Let us try to figure out where the sporadic with the next simplest permutation representation is hiding : the second Janko group $J_2 $, via its 100-dimensional permutation representation. The Atlas tells us that the order two and three generators act as

e:= (1,84)(2,20)(3,48)(4,56)(5,82)(6,67)(7,55)(8,41)(9,35)(10,40)(11,78)(12, 100)(13,49)(14,37)(15,94)(16,76)(17,19)(18,44)(21,34)(22,85)(23,92)(24, 57)(25,75)(26,28)(27,64)(29,90)(30,97)(31,38)(32,68)(33,69)(36,53)(39,61) (42,73)(43,91)(45,86)(46,81)(47,89)(50,93)(51,96)(52,72)(54,74)(58,99) (59,95)(60,63)(62,83)(65,70)(66,88)(71,87)(77,98)(79,80);

v:= (1,80,22)(2,9,11)(3,53,87)(4,23,78)(5,51,18)(6,37,24)(8,27,60)(10,62,47) (12,65,31)(13,64,19)(14,61,52)(15,98,25)(16,73,32)(17,39,33)(20,97,58) (21,96,67)(26,93,99)(28,57,35)(29,71,55)(30,69,45)(34,86,82)(38,59,94) (40,43,91)(42,68,44)(46,85,89)(48,76,90)(49,92,77)(50,66,88)(54,95,56) (63,74,72)(70,81,75)(79,100,83);

But as the kfarey.sage package written by Chris Kurth calculates the Farey symbol using the L-R generators, we use GAP to find those

L = e*v^-1  and  R=e*v^-2 so

L=(1,84,22,46,70,12,79)(2,58,93,88,50,26,35)(3,90,55,7,71,53,36)(4,95,38,65,75,98,92)(5,86,69,39,14,6,96)(8,41,60,72,61,17, 64)(9,57,37,52,74,56,78)(10,91,40,47,85,80,83)(11,23,49,19,33,30,20)(13,77,15,59,54,63,27)(16,48,87,29,76,32,42)(18,68, 73,44,51,21,82)(24,28,99,97,45,34,67)(25,81,89,62,100,31,94)

R=(1,84,80,100,65,81,85)(2,97,69,17,13,92,78)(3,76,73,68,16,90,71)(4,54,72,14,24,35,11)(5,34,96,18,42,32,44)(6,21,86,30,58, 26,57)(7,29,48,53,36,87,55)(8,41,27,19,39,52,63)(9,28,93,66,50,99,20)(10,43,40,62,79,22,89)(12,83,47,46,75,15,38)(23,77, 25,70,31,59,56)(33,45,82,51,67,37,61)(49,64,60,74,95,94,98)

Defining these permutations in sage and using kfarey, this gives us the Farey-symbol of the associated permutation representation

L=SymmetricGroup(Integer(100))("(1,84,22,46,70,12,79)(2,58,93,88,50,26,35)(3,90,55,7,71,53,36)(4,95,38,65,75,98,92)(5,86,69,39,14,6,96)(8,41,60,72,61,17, 64)(9,57,37,52,74,56,78)(10,91,40,47,85,80,83)(11,23,49,19,33,30,20)(13,77,15,59,54,63,27)(16,48,87,29,76,32,42)(18,68, 73,44,51,21,82)(24,28,99,97,45,34,67)(25,81,89,62,100,31,94)")

R=SymmetricGroup(Integer(100))("(1,84,80,100,65,81,85)(2,97,69,17,13,92,78)(3,76,73,68,16,90,71)(4,54,72,14,24,35,11)(5,34,96,18,42,32,44)(6,21,86,30,58, 26,57)(7,29,48,53,36,87,55)(8,41,27,19,39,52,63)(9,28,93,66,50,99,20)(10,43,40,62,79,22,89)(12,83,47,46,75,15,38)(23,77, 25,70,31,59,56)(33,45,82,51,67,37,61)(49,64,60,74,95,94,98)")
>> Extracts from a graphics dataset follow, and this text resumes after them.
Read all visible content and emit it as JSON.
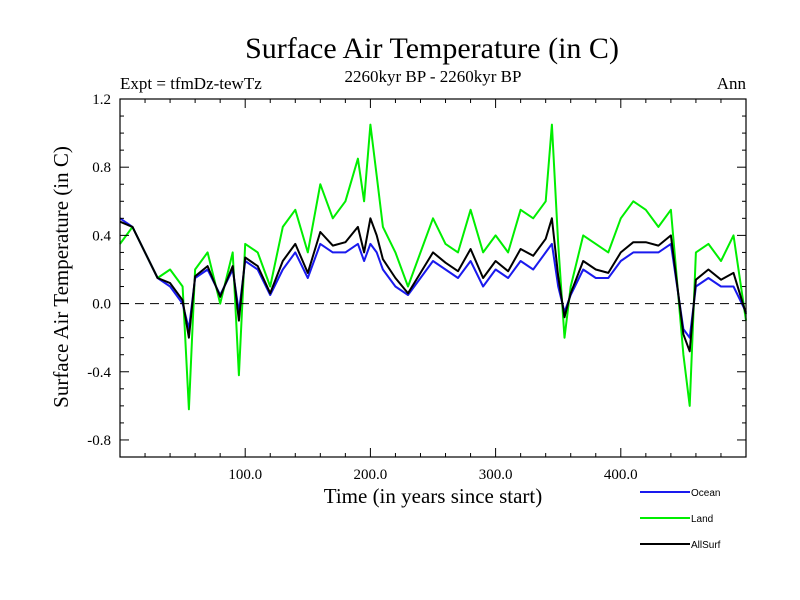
{
  "chart_data": {
    "type": "line",
    "title": "Surface Air Temperature (in C)",
    "subtitle_left": "Expt = tfmDz-tewTz",
    "subtitle_center": "2260kyr BP - 2260kyr BP",
    "subtitle_right": "Ann",
    "xlabel": "Time (in years since start)",
    "ylabel": "Surface Air Temperature (in C)",
    "xlim": [
      0,
      500
    ],
    "ylim": [
      -0.9,
      1.2
    ],
    "xticks": [
      {
        "value": 100,
        "label": "100.0"
      },
      {
        "value": 200,
        "label": "200.0"
      },
      {
        "value": 300,
        "label": "300.0"
      },
      {
        "value": 400,
        "label": "400.0"
      }
    ],
    "yticks": [
      {
        "value": 1.2,
        "label": "1.2"
      },
      {
        "value": 0.8,
        "label": "0.8"
      },
      {
        "value": 0.4,
        "label": "0.4"
      },
      {
        "value": 0.0,
        "label": "0.0"
      },
      {
        "value": -0.4,
        "label": "-0.4"
      },
      {
        "value": -0.8,
        "label": "-0.8"
      }
    ],
    "reference_line": {
      "value": 0.0,
      "style": "dashed"
    },
    "legend_position": "bottom-right",
    "series": [
      {
        "name": "Land",
        "color": "#00ee00",
        "x": [
          0,
          10,
          20,
          30,
          40,
          50,
          55,
          60,
          70,
          80,
          90,
          95,
          100,
          110,
          120,
          130,
          140,
          150,
          160,
          170,
          180,
          190,
          195,
          200,
          205,
          210,
          220,
          230,
          240,
          250,
          260,
          270,
          280,
          290,
          300,
          310,
          320,
          330,
          340,
          345,
          350,
          355,
          360,
          370,
          380,
          390,
          400,
          410,
          420,
          430,
          440,
          450,
          455,
          460,
          470,
          480,
          490,
          500
        ],
        "values": [
          0.35,
          0.45,
          0.3,
          0.15,
          0.2,
          0.1,
          -0.62,
          0.2,
          0.3,
          0.0,
          0.3,
          -0.42,
          0.35,
          0.3,
          0.1,
          0.45,
          0.55,
          0.3,
          0.7,
          0.5,
          0.6,
          0.85,
          0.6,
          1.05,
          0.75,
          0.45,
          0.3,
          0.1,
          0.3,
          0.5,
          0.35,
          0.3,
          0.55,
          0.3,
          0.4,
          0.3,
          0.55,
          0.5,
          0.6,
          1.05,
          0.35,
          -0.2,
          0.1,
          0.4,
          0.35,
          0.3,
          0.5,
          0.6,
          0.55,
          0.45,
          0.55,
          -0.3,
          -0.6,
          0.3,
          0.35,
          0.25,
          0.4,
          -0.1
        ]
      },
      {
        "name": "Ocean",
        "color": "#1a1aee",
        "x": [
          0,
          10,
          20,
          30,
          40,
          50,
          55,
          60,
          70,
          80,
          90,
          95,
          100,
          110,
          120,
          130,
          140,
          150,
          160,
          170,
          180,
          190,
          195,
          200,
          205,
          210,
          220,
          230,
          240,
          250,
          260,
          270,
          280,
          290,
          300,
          310,
          320,
          330,
          340,
          345,
          350,
          355,
          360,
          370,
          380,
          390,
          400,
          410,
          420,
          430,
          440,
          450,
          455,
          460,
          470,
          480,
          490,
          500
        ],
        "values": [
          0.5,
          0.45,
          0.3,
          0.15,
          0.1,
          0.0,
          -0.15,
          0.15,
          0.2,
          0.05,
          0.2,
          -0.05,
          0.25,
          0.2,
          0.05,
          0.2,
          0.3,
          0.15,
          0.35,
          0.3,
          0.3,
          0.35,
          0.25,
          0.35,
          0.3,
          0.2,
          0.1,
          0.05,
          0.15,
          0.25,
          0.2,
          0.15,
          0.25,
          0.1,
          0.2,
          0.15,
          0.25,
          0.2,
          0.3,
          0.35,
          0.1,
          -0.05,
          0.05,
          0.2,
          0.15,
          0.15,
          0.25,
          0.3,
          0.3,
          0.3,
          0.35,
          -0.15,
          -0.2,
          0.1,
          0.15,
          0.1,
          0.1,
          -0.05
        ]
      },
      {
        "name": "AllSurf",
        "color": "#000000",
        "x": [
          0,
          10,
          20,
          30,
          40,
          50,
          55,
          60,
          70,
          80,
          90,
          95,
          100,
          110,
          120,
          130,
          140,
          150,
          160,
          170,
          180,
          190,
          195,
          200,
          205,
          210,
          220,
          230,
          240,
          250,
          260,
          270,
          280,
          290,
          300,
          310,
          320,
          330,
          340,
          345,
          350,
          355,
          360,
          370,
          380,
          390,
          400,
          410,
          420,
          430,
          440,
          450,
          455,
          460,
          470,
          480,
          490,
          500
        ],
        "values": [
          0.48,
          0.45,
          0.3,
          0.15,
          0.12,
          0.02,
          -0.2,
          0.16,
          0.22,
          0.04,
          0.22,
          -0.1,
          0.27,
          0.22,
          0.06,
          0.25,
          0.35,
          0.18,
          0.42,
          0.34,
          0.36,
          0.45,
          0.3,
          0.5,
          0.4,
          0.26,
          0.15,
          0.06,
          0.18,
          0.3,
          0.24,
          0.19,
          0.32,
          0.15,
          0.25,
          0.19,
          0.32,
          0.28,
          0.38,
          0.5,
          0.16,
          -0.08,
          0.06,
          0.25,
          0.2,
          0.18,
          0.3,
          0.36,
          0.36,
          0.34,
          0.4,
          -0.18,
          -0.28,
          0.14,
          0.2,
          0.14,
          0.18,
          -0.06
        ]
      }
    ]
  }
}
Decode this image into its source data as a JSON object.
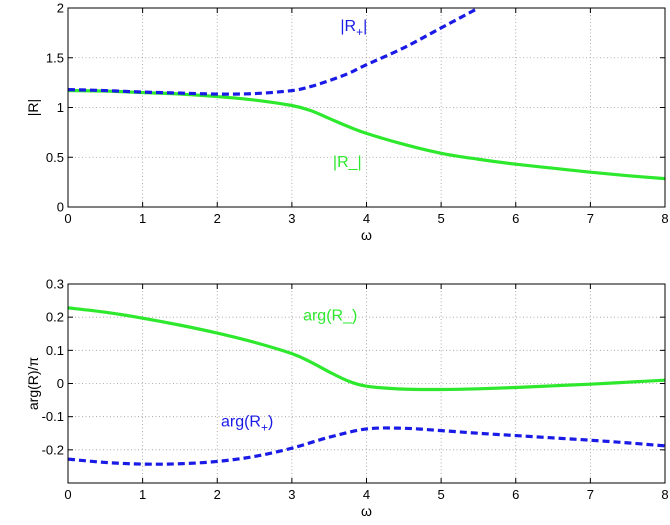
{
  "colors": {
    "green": "#2ee82e",
    "blue": "#1a1ae6",
    "grid": "#9a9a9a",
    "axis": "#000000"
  },
  "chart_data": [
    {
      "type": "line",
      "xlabel": "ω",
      "ylabel": "|R|",
      "xlim": [
        0,
        8
      ],
      "ylim": [
        0,
        2
      ],
      "xticks": [
        0,
        1,
        2,
        3,
        4,
        5,
        6,
        7,
        8
      ],
      "xtick_labels": [
        "0",
        "1",
        "2",
        "3",
        "4",
        "5",
        "6",
        "7",
        "8"
      ],
      "yticks": [
        0,
        0.5,
        1,
        1.5,
        2
      ],
      "ytick_labels": [
        "0",
        "0.5",
        "1",
        "1.5",
        "2"
      ],
      "grid": true,
      "series": [
        {
          "name": "|R_|",
          "color": "#2ee82e",
          "style": "solid",
          "x": [
            0,
            0.5,
            1,
            1.5,
            2,
            2.5,
            3,
            3.25,
            3.5,
            3.75,
            4,
            4.5,
            5,
            5.5,
            6,
            6.5,
            7,
            7.5,
            8
          ],
          "y": [
            1.17,
            1.165,
            1.15,
            1.135,
            1.11,
            1.075,
            1.02,
            0.97,
            0.89,
            0.81,
            0.74,
            0.63,
            0.54,
            0.48,
            0.43,
            0.39,
            0.35,
            0.315,
            0.285
          ]
        },
        {
          "name": "|R+|",
          "color": "#1a1ae6",
          "style": "dashed",
          "x": [
            0,
            0.5,
            1,
            1.5,
            2,
            2.5,
            3,
            3.25,
            3.5,
            3.75,
            4,
            4.5,
            5,
            5.5
          ],
          "y": [
            1.18,
            1.17,
            1.155,
            1.145,
            1.135,
            1.14,
            1.17,
            1.21,
            1.27,
            1.34,
            1.43,
            1.6,
            1.8,
            2.0
          ]
        }
      ],
      "annotations": [
        {
          "text": "|R",
          "subscript": "+",
          "suffix": "|",
          "color": "#1a1ae6",
          "x": 3.65,
          "y": 1.77
        },
        {
          "text": "|R_|",
          "subscript": "",
          "suffix": "",
          "color": "#2ee82e",
          "x": 3.55,
          "y": 0.4
        }
      ]
    },
    {
      "type": "line",
      "xlabel": "ω",
      "ylabel": "arg(R)/π",
      "xlim": [
        0,
        8
      ],
      "ylim": [
        -0.3,
        0.3
      ],
      "xticks": [
        0,
        1,
        2,
        3,
        4,
        5,
        6,
        7,
        8
      ],
      "xtick_labels": [
        "0",
        "1",
        "2",
        "3",
        "4",
        "5",
        "6",
        "7",
        "8"
      ],
      "yticks": [
        -0.2,
        -0.1,
        0,
        0.1,
        0.2,
        0.3
      ],
      "ytick_labels": [
        "-0.2",
        "-0.1",
        "0",
        "0.1",
        "0.2",
        "0.3"
      ],
      "grid": true,
      "series": [
        {
          "name": "arg(R_)",
          "color": "#2ee82e",
          "style": "solid",
          "x": [
            0,
            0.5,
            1,
            1.5,
            2,
            2.5,
            3,
            3.25,
            3.5,
            3.75,
            4,
            4.5,
            5,
            5.5,
            6,
            6.5,
            7,
            7.5,
            8
          ],
          "y": [
            0.228,
            0.215,
            0.197,
            0.176,
            0.152,
            0.124,
            0.09,
            0.065,
            0.035,
            0.008,
            -0.008,
            -0.017,
            -0.018,
            -0.016,
            -0.012,
            -0.007,
            -0.002,
            0.004,
            0.01
          ]
        },
        {
          "name": "arg(R+)",
          "color": "#1a1ae6",
          "style": "dashed",
          "x": [
            0,
            0.5,
            1,
            1.5,
            2,
            2.5,
            3,
            3.5,
            4,
            4.5,
            5,
            5.5,
            6,
            6.5,
            7,
            7.5,
            8
          ],
          "y": [
            -0.228,
            -0.238,
            -0.243,
            -0.242,
            -0.235,
            -0.22,
            -0.195,
            -0.162,
            -0.137,
            -0.135,
            -0.142,
            -0.15,
            -0.157,
            -0.164,
            -0.171,
            -0.179,
            -0.188
          ]
        }
      ],
      "annotations": [
        {
          "text": "arg(R_)",
          "subscript": "",
          "suffix": "",
          "color": "#2ee82e",
          "x": 3.15,
          "y": 0.19
        },
        {
          "text": "arg(R",
          "subscript": "+",
          "suffix": ")",
          "color": "#1a1ae6",
          "x": 2.05,
          "y": -0.13
        }
      ]
    }
  ]
}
sage: FareySymbol("Perm",[L,R])

[[0, 1, 4, 3, 2, 5, 18, 13, 21, 71, 121, 413, 292, 463, 171, 50, 29, 8, 27, 46, 65, 19, 30, 11, 3, 10, 37, 64, 27, 17, 7, 4, 5], [1, 1, 3, 2, 1, 2, 7, 5, 8, 27, 46, 157, 111, 176, 65, 19, 11, 3, 10, 17, 24, 7, 11, 4, 1, 3, 11, 19, 8, 5, 2, 1, 1], [-3, 1, 4, 4, 2, 3, 6, -3, 7, 13, 14, 15, -3, -3, 15, 14, 11, 8, 8, 10, 12, 12, 10, 9, 5, 5, 9, 11, 13, 7, 6, 3, 2, 1]]

Here, the first string gives the numerators of the cusps, the second the denominators and the third gives the pairing information (where [tex[-2 $ denotes an even edge and $-3 $ an odd edge. Fortunately, kfarey also allows us to draw the special polygonal region determined by a Farey-symbol. So, here it is (without the pairing data) :

the hiding place of $J_2 $…

It would be nice to have (a) other Farey-symbols associated to the second Janko group, hopefully showing a pattern that one can extend into an infinite family as in the inguanodon series and (b) to determine Farey-symbols of more sporadic groups.